ACCUEIL CRITIQUE DU LIVRE

 

Jacques Paquin, Lettres québécoises, automne 2011, page 43.

Le corps peut-être céleste

Le dernier titre de Renaud Longchamps semble un écho renversé de son avant-dernier recueil, Confessions négatives, dont j'ai déjà parlé dans ces pages. Le ton de la confession est toujours présent, mais attention, encore une fois, ce n'est pas l'anecdotique qui donne accès à l'intimité du poète.

L'amour, le temps, la place des hommes et des femmes dans l'univers font partie des grands thèmes qui traversent toute son œuvre. Mais alors que les recueils antérieurs de Longchamps empruntaient une voix un peu plus distancée, voilà que, depuis un certain temps, on sent une plus grande proximité de la voix, plus que les confidences d'une personne biographique.
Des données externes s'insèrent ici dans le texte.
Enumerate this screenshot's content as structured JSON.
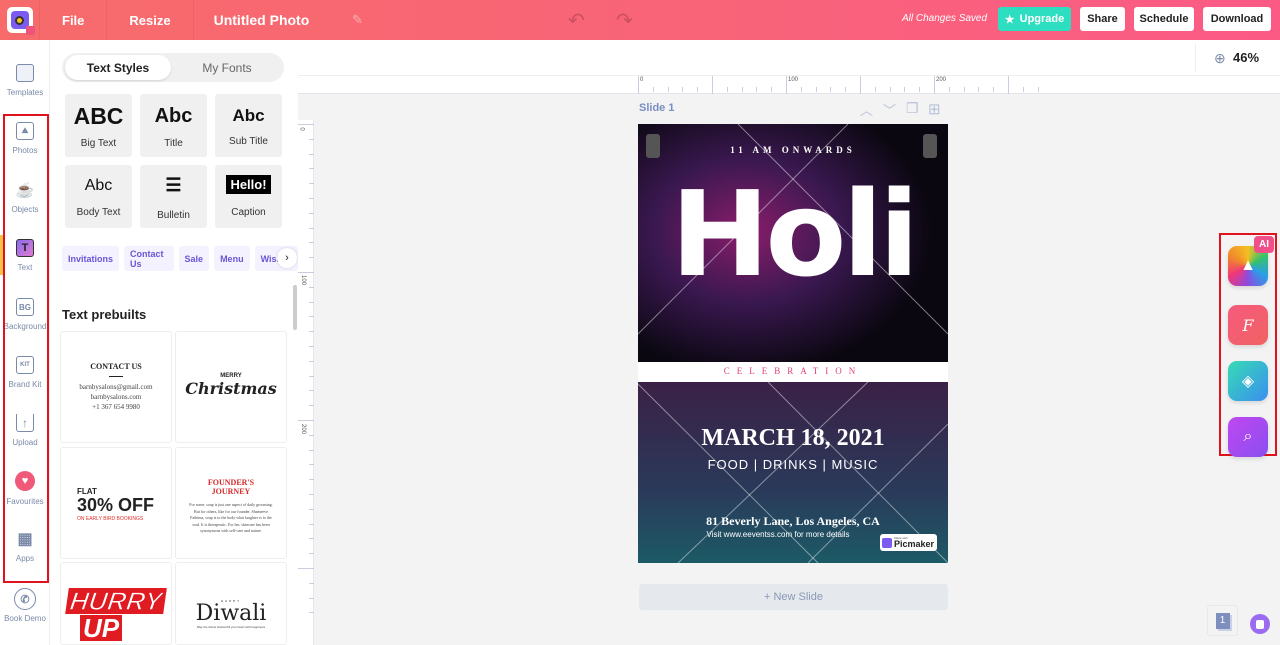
{
  "topbar": {
    "menu": [
      "File",
      "Resize"
    ],
    "title": "Untitled Photo",
    "status": "All Changes Saved",
    "buttons": {
      "upgrade": "Upgrade",
      "share": "Share",
      "schedule": "Schedule",
      "download": "Download"
    },
    "accent": "#2ddec0"
  },
  "sidebar": {
    "items": [
      {
        "label": "Templates",
        "icon": "templates-icon"
      },
      {
        "label": "Photos",
        "icon": "photos-icon"
      },
      {
        "label": "Objects",
        "icon": "objects-icon"
      },
      {
        "label": "Text",
        "icon": "text-icon"
      },
      {
        "label": "Background",
        "icon": "background-icon"
      },
      {
        "label": "Brand Kit",
        "icon": "brand-kit-icon"
      },
      {
        "label": "Upload",
        "icon": "upload-icon"
      },
      {
        "label": "Favourites",
        "icon": "heart-icon"
      },
      {
        "label": "Apps",
        "icon": "apps-icon"
      },
      {
        "label": "Book Demo",
        "icon": "phone-icon"
      }
    ],
    "active": "Text"
  },
  "panel": {
    "tabs": [
      "Text Styles",
      "My Fonts"
    ],
    "styles": [
      {
        "glyph": "ABC",
        "label": "Big Text"
      },
      {
        "glyph": "Abc",
        "label": "Title"
      },
      {
        "glyph": "Abc",
        "label": "Sub Title"
      },
      {
        "glyph": "Abc",
        "label": "Body Text"
      },
      {
        "glyph": "☰",
        "label": "Bulletin"
      },
      {
        "glyph": "Hello!",
        "label": "Caption"
      }
    ],
    "chips": [
      "Invitations",
      "Contact Us",
      "Sale",
      "Menu",
      "Wishes"
    ],
    "prebuilts_title": "Text prebuilts",
    "prebuilts": {
      "contact": {
        "title": "CONTACT US",
        "email": "barnbysalons@gmail.com",
        "site": "barnbysalons.com",
        "phone": "+1 367 654 9980"
      },
      "christmas": {
        "top": "MERRY",
        "main": "Christmas"
      },
      "sale": {
        "top": "FLAT",
        "main": "30% OFF",
        "sub": "ON EARLY BIRD BOOKINGS"
      },
      "founder": {
        "title": "FOUNDER'S JOURNEY",
        "body": "For some, soap is just one aspect of daily grooming. But for others, like for our founder, Shameeve Fathima, soap is to the body what laughter is to the soul. It is therapeutic. For her, skincare has been synonymous with self-care and nature."
      },
      "hurry": {
        "line1": "HURRY",
        "line2": "UP"
      },
      "diwali": {
        "top": "HAPPY",
        "main": "Diwali",
        "sub": "May the divine festival fill your heart with happiness"
      }
    }
  },
  "canvas": {
    "zoom": "46%",
    "ruler_h": [
      "0",
      "100",
      "200"
    ],
    "ruler_v": [
      "0",
      "100",
      "200"
    ],
    "slide_label": "Slide 1",
    "new_slide": "+ New Slide",
    "page_count": "1",
    "design": {
      "time": "11 AM ONWARDS",
      "headline": "Holi",
      "band": "CELEBRATION",
      "date": "MARCH 18, 2021",
      "tagline": "FOOD | DRINKS | MUSIC",
      "address": "81 Beverly Lane, Los Angeles, CA",
      "visit": "Visit www.eeventss.com for more details",
      "watermark_small": "Made with",
      "watermark": "Picmaker"
    }
  },
  "ai_tools": {
    "badge": "AI",
    "items": [
      "ai-image-generator",
      "font-tool",
      "fill-tool",
      "image-search-tool"
    ]
  }
}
C'est ce qui me frappe et me fascine dans la poésie de Longchamps, ce glissement perpétuel entre un sujet dévoué à une parole amoureuse et l'observateur du "vaste monde", comme le titre un des poèmes.

L'infiniment grand

L'amour ne va pas sans une conscience planétaire, et la prise en acte de notre petite place dans l'univers n'est jamais dissociée de l'être singulier que nous sommes, aimant et souffrant. Dans "La réalité", le poète affirme sans ambages: "Voici/ce qu'il faut savoir/sans rien devoir à la chair/et à ses éclats" (page 39). Celui qui a signé le fameux triptyque de Décimations ne s'empêche jamais de considérer les choses selon le point de vue de Sirius et de traduire la condition de l'homme en termes de physique quantique ni ne se prive de jeter un regard lucide à travers une "Fenêtre fractale", autre intitulé du recueil. La loi de l'amour reste assujettie à celle de l'univers:

Je t'aimerai ainsi

que le désordre l'autorise

selon les lois trop longtemps compromises

avec le cosmos (page 15)

Le sentiment de la fin est donc d'autant plus puissant. Après avoir franchi un poème crépusculaire, suivi d'un texte qui repart, comme l'indique son titre, "À la naissance", la lecture débouche sur une confession, tranquille, ni négative ni positive: "Tous les matins j'ai le goût de la mort" (page 55). Il faut aussi lire ce beau texte, "Fenêtre fractale", que je viens d'évoquer: la fenêtre est fractale parce qu'elle offre au regard le dessin compliqué de la réalité. Je serais tenté de qualifier Renaud Longchamps de grand lyrique cosmique, mais ce serait occulter la part personnelle de cette poésie. Longchamps, c'est Lucrèce (auteur de De la nature) projeté au XXIe siècle. Cette voix, ce murmure dirais-je, qui forme le linéament des vers morcelés par de nombreux blancs, qui est fréquemment envahie par le doute, par le sentiment de la perte et de l'absence, survit parce qu'elle parie sur l'amour et où, fait rare, on donne la parole à la principale intéressée: "Je t'ai toujours aimé/et cela ne m'a jamais permis de laisser couler/le sable échoué dans ma main" (page 66). Le recueil se termine sur "Nelly arcan" à laquelle il prête son propre timbre:

j'ai pourtant eu long plaisir

à caresser la multitude (...) dans l'attente d'une vie

qui ne vous rend jamais rien

qui ne se rend jamais en un seul lieu

authentiquement éternel (page 69)

Voilà bien la quête profonde de Longchamps: l'éternel authentique.

***

Michel Lapierre, Le Devoir, le samedi 9 avril 2011, page F6.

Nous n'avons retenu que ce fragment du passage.